The invention relates generally to power-driven conveyors and more particularly to articulated modular plastic conveyor belts.
Modular plastic conveyor belts enjoy wide application in the food-handling industry. Modular plastic belts are constructed of a series of rows of plastic belt modules linked together at hinge joints between consecutive rows. Hinge eyes at the leading and trailing ends of each row are interleaved with the hinge eyes of leading and trailing belt rows. A hinge pin extends through a passageway formed by the interleaved hinge eyes to form the hinge joints at which the belt can articulate about drive and idle sprockets. Unlike flat belts, which are pre-tensioned and frictionally driven by pulleys, modular plastic belts are not pre-tensioned and are positively driven by toothed drive sprockets. Modular plastic belts have drive structure, e.g., drive bars and drive pockets, engaged by drive faces or sprocket or drum teeth.
When a modular plastic conveyor belt is used in a food-contact application, for example, grease and other contaminants that build up must be periodically cleaned from the belt. Belts with a lot of nooks and crannies, which are hard to access with a water spray, are difficult to clean. The drive structure in belts, a recessed drive pocket, for example, is difficult to clean.

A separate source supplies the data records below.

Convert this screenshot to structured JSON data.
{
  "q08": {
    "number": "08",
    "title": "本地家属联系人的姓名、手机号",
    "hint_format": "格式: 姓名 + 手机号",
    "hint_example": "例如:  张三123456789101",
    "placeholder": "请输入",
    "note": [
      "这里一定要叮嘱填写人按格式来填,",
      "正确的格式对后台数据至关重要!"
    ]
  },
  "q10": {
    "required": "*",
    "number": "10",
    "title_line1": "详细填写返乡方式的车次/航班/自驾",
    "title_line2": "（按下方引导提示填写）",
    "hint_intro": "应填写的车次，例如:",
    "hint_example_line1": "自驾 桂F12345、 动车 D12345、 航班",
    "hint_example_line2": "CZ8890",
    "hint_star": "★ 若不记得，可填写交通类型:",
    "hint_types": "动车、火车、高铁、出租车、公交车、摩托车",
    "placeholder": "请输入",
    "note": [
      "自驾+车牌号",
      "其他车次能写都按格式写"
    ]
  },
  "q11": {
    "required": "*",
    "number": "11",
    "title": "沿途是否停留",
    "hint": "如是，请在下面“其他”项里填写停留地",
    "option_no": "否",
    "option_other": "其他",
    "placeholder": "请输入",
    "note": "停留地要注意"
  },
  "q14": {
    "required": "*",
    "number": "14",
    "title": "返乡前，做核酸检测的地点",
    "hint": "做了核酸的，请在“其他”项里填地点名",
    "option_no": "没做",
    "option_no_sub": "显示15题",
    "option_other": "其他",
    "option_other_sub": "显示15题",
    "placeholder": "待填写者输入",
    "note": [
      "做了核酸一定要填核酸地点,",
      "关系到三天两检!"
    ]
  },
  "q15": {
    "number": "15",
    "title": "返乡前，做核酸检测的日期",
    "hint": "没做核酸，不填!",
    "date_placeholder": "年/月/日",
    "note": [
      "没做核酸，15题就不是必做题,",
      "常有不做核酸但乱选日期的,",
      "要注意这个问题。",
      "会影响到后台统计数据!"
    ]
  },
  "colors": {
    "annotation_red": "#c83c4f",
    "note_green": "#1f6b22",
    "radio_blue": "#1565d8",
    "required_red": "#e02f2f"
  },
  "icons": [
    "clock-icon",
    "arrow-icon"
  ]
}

Modular plastic flat-top conveyor belts are often used on butchering lines. The flat top of the belt provides a cutting surface for butchering operations. The cutting surface is naturally subject to abrading and scoring by bones and butcher knives and cleavers. And the belt must be able to absorb the impacts of knives and cleavers as well as the impacts of heavy carcasses dropped onto the cutting surface. Many modular plastic meat belts have a transverse drive bar between the hinge eyes, and impacts on the cutting surface are transmitted through only the drive bar and the hinge eyes.